Of course Shirley Jackson and Clive Barker are powerfully influential voices to me. Current horror authors I’ve been loving lately include Lee Mandelo, Hailey Piper, Alison Rumfitt, and Hiron Ennes. Those four are changing literature with their work.
Let’s Get Nerdy: Behind the Writer with 5 Quick Questions
(Since this isn’t Sarah’s first rodeo doing a Q&A with me, here are a few new and different questions to give readers a sneak peek behind the writer!)
- A book on your 2026 TBR: Headlights by CJ Leede.
- One of the best movies or TV series you’ve watched in the past year: Strip Law has a joke-to-frame ratio I haven’t seen since Blazing Saddles.
- An album you think everyone should own: TOXICITY by System of a Down is medically necessary for all humans
- An internet/social media rabbit hole you can’t avoid: I’m powerless in the face of niche community drama that doesn’t concern me or anyone I’ve ever met.

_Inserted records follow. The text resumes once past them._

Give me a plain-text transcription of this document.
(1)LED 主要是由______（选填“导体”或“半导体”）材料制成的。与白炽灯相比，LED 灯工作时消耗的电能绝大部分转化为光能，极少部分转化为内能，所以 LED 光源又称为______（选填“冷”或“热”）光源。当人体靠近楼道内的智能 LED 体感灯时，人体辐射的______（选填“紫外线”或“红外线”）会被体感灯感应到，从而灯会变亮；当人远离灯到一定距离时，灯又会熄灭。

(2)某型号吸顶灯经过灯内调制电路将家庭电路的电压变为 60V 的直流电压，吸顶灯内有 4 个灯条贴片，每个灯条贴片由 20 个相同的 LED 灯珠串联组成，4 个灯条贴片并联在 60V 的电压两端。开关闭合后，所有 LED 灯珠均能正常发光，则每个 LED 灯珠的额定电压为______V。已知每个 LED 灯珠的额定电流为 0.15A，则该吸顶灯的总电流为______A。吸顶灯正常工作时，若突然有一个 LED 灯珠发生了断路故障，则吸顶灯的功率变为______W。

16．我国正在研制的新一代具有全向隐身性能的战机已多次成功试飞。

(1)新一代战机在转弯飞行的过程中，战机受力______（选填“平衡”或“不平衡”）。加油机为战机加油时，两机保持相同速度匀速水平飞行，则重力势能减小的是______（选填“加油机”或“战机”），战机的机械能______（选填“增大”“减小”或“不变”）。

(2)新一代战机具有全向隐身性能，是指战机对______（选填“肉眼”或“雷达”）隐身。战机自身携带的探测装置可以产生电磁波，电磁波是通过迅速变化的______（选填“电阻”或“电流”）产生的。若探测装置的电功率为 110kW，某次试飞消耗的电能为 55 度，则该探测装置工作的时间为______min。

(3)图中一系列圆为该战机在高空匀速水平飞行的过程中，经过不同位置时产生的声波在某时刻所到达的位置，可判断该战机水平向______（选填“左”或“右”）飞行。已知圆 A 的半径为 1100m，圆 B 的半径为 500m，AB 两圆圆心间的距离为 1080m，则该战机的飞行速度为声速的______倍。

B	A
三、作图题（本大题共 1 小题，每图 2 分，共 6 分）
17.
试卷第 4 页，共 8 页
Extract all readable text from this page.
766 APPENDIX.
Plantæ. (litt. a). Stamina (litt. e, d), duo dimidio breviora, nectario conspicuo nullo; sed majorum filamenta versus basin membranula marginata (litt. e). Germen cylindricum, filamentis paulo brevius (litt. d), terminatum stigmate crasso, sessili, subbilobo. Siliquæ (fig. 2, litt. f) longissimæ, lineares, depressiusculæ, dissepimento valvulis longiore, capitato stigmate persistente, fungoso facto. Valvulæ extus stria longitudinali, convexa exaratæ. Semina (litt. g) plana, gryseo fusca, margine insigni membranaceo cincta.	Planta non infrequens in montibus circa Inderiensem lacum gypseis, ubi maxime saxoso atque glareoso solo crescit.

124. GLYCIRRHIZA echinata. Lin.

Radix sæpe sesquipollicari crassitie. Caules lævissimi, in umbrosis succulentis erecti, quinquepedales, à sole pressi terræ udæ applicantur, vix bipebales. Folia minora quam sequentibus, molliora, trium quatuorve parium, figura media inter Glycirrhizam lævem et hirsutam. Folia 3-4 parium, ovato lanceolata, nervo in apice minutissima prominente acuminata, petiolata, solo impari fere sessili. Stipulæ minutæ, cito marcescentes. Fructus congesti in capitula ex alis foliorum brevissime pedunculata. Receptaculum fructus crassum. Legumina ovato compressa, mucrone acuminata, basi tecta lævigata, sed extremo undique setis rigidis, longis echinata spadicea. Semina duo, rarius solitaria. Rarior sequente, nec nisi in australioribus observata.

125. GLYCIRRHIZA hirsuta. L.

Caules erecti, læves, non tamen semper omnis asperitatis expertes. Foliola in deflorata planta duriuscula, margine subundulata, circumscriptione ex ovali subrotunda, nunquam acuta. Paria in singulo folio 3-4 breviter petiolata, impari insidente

- The worst writing advice you’ve ever been given: GRIND OUT WORDS EVERY DAY. Absolutely not. You know what you should do every day? Look at a living thing other than yourself, in real life. Do something to care for your body. Seek art. Find an axis by which you can exercise your free will and disobedience. Sure, sometimes you gotta grind the words out, but even millstones wear down over time. The point of art is not to suffer in the making of it. The point of art is to give language to the human soul and allow it to speak. Making that into toil is a Calvinist scam, don’t fall for it.
(The second worst writing advice I’ve ever been given, by the way, was “don’t use they/them pronouns for romantic leads, it’s unrealistic.” My response to that is less about the voice of the soul and more about that person and the horse they rode in on.)